Du bist ein Gott, der mich sieht

Du bist ein Gott, der mich sieht

1.Mose 16, 13

Je nachdem, wie ein Mensch in seinem Denken aufgestellt ist, kann diese Aussage als ein Jubelruf oder als ein bedrückt heraus gemurmeltes Bekenntnis verstanden werden.
Doch wer sich die ganze Geschichte im recht kurzen Kapitel 16 im 1.Buch Mose durchliest, wird feststellen, dass diese Aussage fern jeder Freude geäußert wurde. Beachtenswert: auch in diesem Kapitel steckt ein Stück Weltgeschichte.

Berücksichtigt man die Vorgeschichte und ruft sich in Erinnerung, dass Abraham Verheißungen Gottes erhielt, dann kann man dieser Geschichte mehr Tiefe und Aktualität abgewinnen.
Abraham wurde zuvor verheißen, dass er viele Nachkommen haben werde und diesen Nachkommen Land gegeben wird.
Nun wurde die Verheißung nicht über Nacht Wirklichkeit und Abram und Sarai wurden offenbar ungeduldig. Und so wurde den sich zögerlich realisierenden Plänen Gottes noch nachgeholfen.
Aber wenn Menschen versuchen Gottes Plänen und Gottes Willen nachzuhelfen, dann wird alles schwieriger und es schwingt immer ein Anteil an Schuld, den die Beteiligten auf sich laden.

Nach menschlichem Verständnis gelangte Sarai zu dem Schluß, dass der Erbe der Verheißung Gottes nicht von ihr geboren werden könne. Dadurch entstand eine Kette von fragwürdigen Handlungen, um zum Ergebnis zu kommen, der Gottes Willen entsprechen soll.
Was den heutigen Menschen merkwürdig vorkommen mag, war in der damaligen Zeit eine Vorgehensweise, die den damaligen Gebräuchen entsprach und gesellschaftliche Akzeptanz hatte: Die Magd soll ein Kind gebären, es wird Adoptiert und erhält das Erbe.

Der Plan Sarais ist ein Ausdruck von geringem Glauben und Vertrauen in Gott. Sarai hat es sicherlich gut gemeint. Aber der Plan erhält im Laufe der Geschichte eine bittere Wendung für alle Beteiligten: Sarai erfährt die Demütigung durch eine hochmütig gewordene Hagar.

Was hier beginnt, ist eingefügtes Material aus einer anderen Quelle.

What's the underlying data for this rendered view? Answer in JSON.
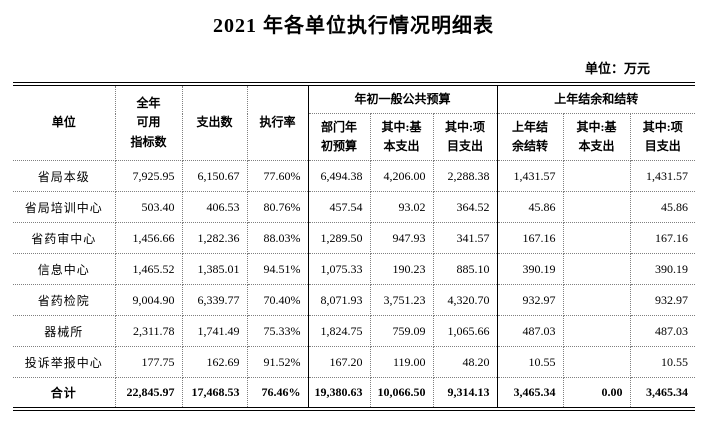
{
  "title": "2021 年各单位执行情况明细表",
  "unit_note": "单位：万元",
  "table": {
    "columns": {
      "unit": "单位",
      "annual_available": "全年\n可用\n指标数",
      "expenditure": "支出数",
      "execution_rate": "执行率",
      "group1": "年初一般公共预算",
      "group1_sub": [
        "部门年\n初预算",
        "其中:基\n本支出",
        "其中:项\n目支出"
      ],
      "group2": "上年结余和结转",
      "group2_sub": [
        "上年结\n余结转",
        "其中:基\n本支出",
        "其中:项\n目支出"
      ]
    },
    "rows": [
      {
        "unit": "省局本级",
        "total": false,
        "values": [
          "7,925.95",
          "6,150.67",
          "77.60%",
          "6,494.38",
          "4,206.00",
          "2,288.38",
          "1,431.57",
          "",
          "1,431.57"
        ]
      },
      {
        "unit": "省局培训中心",
        "total": false,
        "values": [
          "503.40",
          "406.53",
          "80.76%",
          "457.54",
          "93.02",
          "364.52",
          "45.86",
          "",
          "45.86"
        ]
      },
      {
        "unit": "省药审中心",
        "total": false,
        "values": [
          "1,456.66",
          "1,282.36",
          "88.03%",
          "1,289.50",
          "947.93",
          "341.57",
          "167.16",
          "",
          "167.16"
        ]
      },
      {
        "unit": "信息中心",
        "total": false,
        "values": [
          "1,465.52",
          "1,385.01",
          "94.51%",
          "1,075.33",
          "190.23",
          "885.10",
          "390.19",
          "",
          "390.19"
        ]
      },
      {
        "unit": "省药检院",
        "total": false,
        "values": [
          "9,004.90",
          "6,339.77",
          "70.40%",
          "8,071.93",
          "3,751.23",
          "4,320.70",
          "932.97",
          "",
          "932.97"
        ]
      },
      {
        "unit": "器械所",
        "total": false,
        "values": [
          "2,311.78",
          "1,741.49",
          "75.33%",
          "1,824.75",
          "759.09",
          "1,065.66",
          "487.03",
          "",
          "487.03"
        ]
      },
      {
        "unit": "投诉举报中心",
        "total": false,
        "values": [
          "177.75",
          "162.69",
          "91.52%",
          "167.20",
          "119.00",
          "48.20",
          "10.55",
          "",
          "10.55"
        ]
      },
      {
        "unit": "合计",
        "total": true,
        "values": [
          "22,845.97",
          "17,468.53",
          "76.46%",
          "19,380.63",
          "10,066.50",
          "9,314.13",
          "3,465.34",
          "0.00",
          "3,465.34"
        ]
      }
    ]
  }
}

Hagar erlebt Hochmut und Fall und flieht aus Angst. Und Abram folgte dem Rat seiner Frau, so wie Adam den falschen Rat seiner Frau folgte, und war mitten in einer Verkettung von Ursache und Wirkung gefangen, die in der späteren Zeit viele Probleme bereiten sollten.

Die Geschichte verläuft nicht im Sande. Genauer: Hagar floh in die Wüste und begegnete in ihrem Elend einen Engel Gottes.
Gott lässt diese Frau nicht in Stich. Gott hört sich den Kummer an, wenn man sich zu ihm zuwendet. Und Gott handelt. Sie wird getröstet und erhält eine Verheißung, dass sie eine Stammutter und ihr Sohn der Stammvater eines großen Stammes werden würde. Ein Stamm an wilden, feindseligen Menschen, die in der Wüste leben würden.
Dort am Brunnen erhielt ihr Sohn den Namen Ismael, der mit “Gott hört” oder “denn der HERR hat dein Elend erhört” erklärt wird. Und mit dem späteren “Du bist ein Gott, der mich sieht” wird deutlich, dass wir einen Gott haben, der hört und sieht.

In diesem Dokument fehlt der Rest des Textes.